The 100 people per week who come to volunteer at Tel es-Safi include novices, more experienced students and experts in various related fields. Maeir calls it a “multi- and interdisciplinary effort. Last summer we had volunteers from Canada, the US, England, France, Spain, Italy, Greece, South Africa, Australia, New Zealand and Korea. It’s a very multinational, interreligious experience.”

Part of the attraction is the possibility of unearthing a significant artifact. “Sometimes the greenest volunteer excavates the greatest find. It’s a matter of who stuck the trowel in the dirt,” says Maeir.

But even those who don’t hit pay dirt enjoy themselves despite the heat and the long hours of physical labor. “Since we started, not a single person ever said he or she didn’t have a good time.”

That’s a foremost priority for the affable archeologist.

“There’s no reason to do archeology if you’re not having a good time,” he says. “It’s hard out there in the sun, getting up early in the summer and running an excavation with 100 people — much harder than anything I ever did in the army. So you have to have a lot of fun. The constant feeling of turning over a shovel of dirt and knowing there could be something new and unexpected always tickles you, and the special finds are exhilarating.”

Whereas most digs continue for six to eight weeks, Maeir limits his annual excavations to one month.

“I run my excavations differently than anything I’ve been on,” he says. “I try to form a team where everybody is friendly and non-competitive. After four weeks I’m not having fun anymore, and the team members start getting on each other’s nerves.”

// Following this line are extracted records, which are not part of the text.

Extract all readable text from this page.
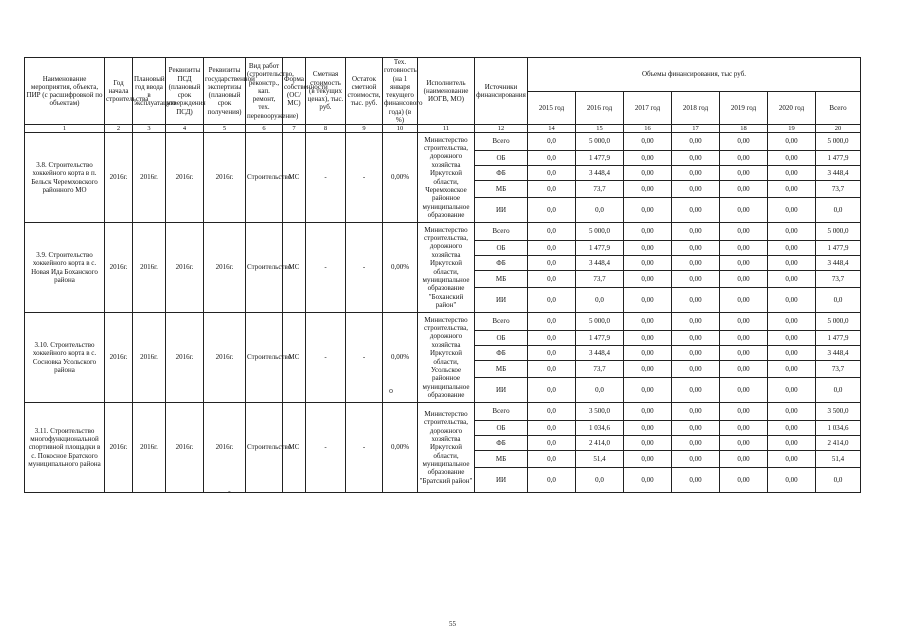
Наименование мероприятия, объекта, ПИР (с расшифровкой по объектам)	Год начала строительства	Плановый год ввода в эксплуатацию	Реквизиты ПСД (плановый срок утверждения ПСД)	Реквизиты государственной экспертизы (плановый срок получения)	Вид работ (строительство, реконстр., кап. ремонт, тех. перевооружение)	Форма собственности (ОС/МС)	Сметная стоимость (в текущих ценах), тыс. руб.	Остаток сметной стоимости, тыс. руб.	Тех. готовность (на 1 января текущего финансового года) (в %)	Исполнитель (наименование ИОГВ, МО)	Источники финансирования	Объемы финансирования, тыс руб.						
												2015 год	2016 год	2017 год	2018 год	2019 год	2020 год	Всего
1	2	3	4	5	6	7	8	9	10	11	12	14	15	16	17	18	19	20
3.8. Строительство хоккейного корта в п. Бельск Черемховского районного МО	2016г.	2016г.	2016г.	2016г.	Строительство	МС	-	-	0,00%	Министерство строительства, дорожного хозяйства Иркутской области, Черемховское районное муниципальное образование	Всего	0,0	5 000,0	0,00	0,00	0,00	0,00	5 000,0
											ОБ	0,0	1 477,9	0,00	0,00	0,00	0,00	1 477,9
											ФБ	0,0	3 448,4	0,00	0,00	0,00	0,00	3 448,4
											МБ	0,0	73,7	0,00	0,00	0,00	0,00	73,7
											ИИ	0,0	0,0	0,00	0,00	0,00	0,00	0,0
3.9. Строительство хоккейного корта в с. Новая Ида Боханского района	2016г.	2016г.	2016г.	2016г.	Строительство	МС	-	-	0,00%	Министерство строительства, дорожного хозяйства Иркутской области, муниципальное образование "Боханский район"	Всего	0,0	5 000,0	0,00	0,00	0,00	0,00	5 000,0
											ОБ	0,0	1 477,9	0,00	0,00	0,00	0,00	1 477,9
											ФБ	0,0	3 448,4	0,00	0,00	0,00	0,00	3 448,4
											МБ	0,0	73,7	0,00	0,00	0,00	0,00	73,7
											ИИ	0,0	0,0	0,00	0,00	0,00	0,00	0,0
3.10. Строительство хоккейного корта в с. Сосновка Усольского района	2016г.	2016г.	2016г.	2016г.	Строительство	МС	-	-	0,00%	Министерство строительства, дорожного хозяйства Иркутской области, Усольское районное муниципальное образование	Всего	0,0	5 000,0	0,00	0,00	0,00	0,00	5 000,0
											ОБ	0,0	1 477,9	0,00	0,00	0,00	0,00	1 477,9
											ФБ	0,0	3 448,4	0,00	0,00	0,00	0,00	3 448,4
											МБ	0,0	73,7	0,00	0,00	0,00	0,00	73,7
											ИИ	0,0	0,0	0,00	0,00	0,00	0,00	0,0
3.11. Строительство многофункциональной спортивной площадки в с. Покосное Братского муниципального района	2016г.	2016г.	2016г.	2016г.	Строительство	МС	-	-	0,00%	Министерство строительства, дорожного хозяйства Иркутской области, муниципальное образование "Братский район"	Всего	0,0	3 500,0	0,00	0,00	0,00	0,00	3 500,0
											ОБ	0,0	1 034,6	0,00	0,00	0,00	0,00	1 034,6
											ФБ	0,0	2 414,0	0,00	0,00	0,00	0,00	2 414,0
											МБ	0,0	51,4	0,00	0,00	0,00	0,00	51,4
											ИИ	0,0	0,0	0,00	0,00	0,00	0,00	0,0
o
-
55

The shorter period also allows more time to write up the season’s finds. And it’s long enough for summer romances among the ruins. Maeir has gotten wedding invitations from former volunteers who met at Tel es-Safi, although he tries to create a working environment for the students that is more respectful than racy.

World lecturer

Maeir earned his bachelor’s degree in archaeology and Jewish history, and a PhD in archaeology at the Hebrew University, after serving in a special forces military unit, earning the rank of captain. He’s been at Bar-Ilan since 1992.

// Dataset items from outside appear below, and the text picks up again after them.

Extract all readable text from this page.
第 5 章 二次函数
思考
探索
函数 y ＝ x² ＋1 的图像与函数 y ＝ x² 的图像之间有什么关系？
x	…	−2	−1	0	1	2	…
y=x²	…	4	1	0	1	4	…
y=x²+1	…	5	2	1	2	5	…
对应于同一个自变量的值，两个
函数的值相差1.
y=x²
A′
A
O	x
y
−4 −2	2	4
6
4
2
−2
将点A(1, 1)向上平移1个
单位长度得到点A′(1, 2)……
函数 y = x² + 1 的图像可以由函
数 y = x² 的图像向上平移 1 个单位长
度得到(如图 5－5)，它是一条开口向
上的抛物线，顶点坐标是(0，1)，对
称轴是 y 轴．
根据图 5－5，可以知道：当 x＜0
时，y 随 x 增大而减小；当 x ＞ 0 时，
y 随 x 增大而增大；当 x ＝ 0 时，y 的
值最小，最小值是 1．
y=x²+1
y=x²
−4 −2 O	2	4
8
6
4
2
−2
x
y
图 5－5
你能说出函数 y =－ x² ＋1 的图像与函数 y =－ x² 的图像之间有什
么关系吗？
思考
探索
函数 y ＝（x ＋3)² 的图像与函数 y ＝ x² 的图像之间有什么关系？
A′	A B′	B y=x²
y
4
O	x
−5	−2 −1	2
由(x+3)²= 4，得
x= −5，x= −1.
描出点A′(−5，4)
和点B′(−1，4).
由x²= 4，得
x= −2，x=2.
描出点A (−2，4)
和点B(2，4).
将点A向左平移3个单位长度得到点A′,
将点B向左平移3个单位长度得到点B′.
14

In his spare time, Maeir likes to stay fit in body and mind, constantly reading four or five books simultaneously — in both Hebrew and English.

His wife, Canadian-born Adina Hartman Maeir, teaches occupational therapy at the Hebrew University of Jerusalem, a short trip away from the family homestead in the capital city’s Baka neighborhood.

Their three sons, now aged 26, 23 and 17, all dug at Tel es-Safi at one time or another; Maeir calls it “Abba’s [Dad’s] summer camp.”

The Maeirs spent a sabbatical year in Boston about a decade ago and will probably go to California for half of 2013. Maeir visits the United States at least once a year, combining archeological conferences with lecture tours “to just about any type of crowd.” He has had audiences as far away as China.

But he has no plans to move anywhere else permanently. “I like it here,” he says simply.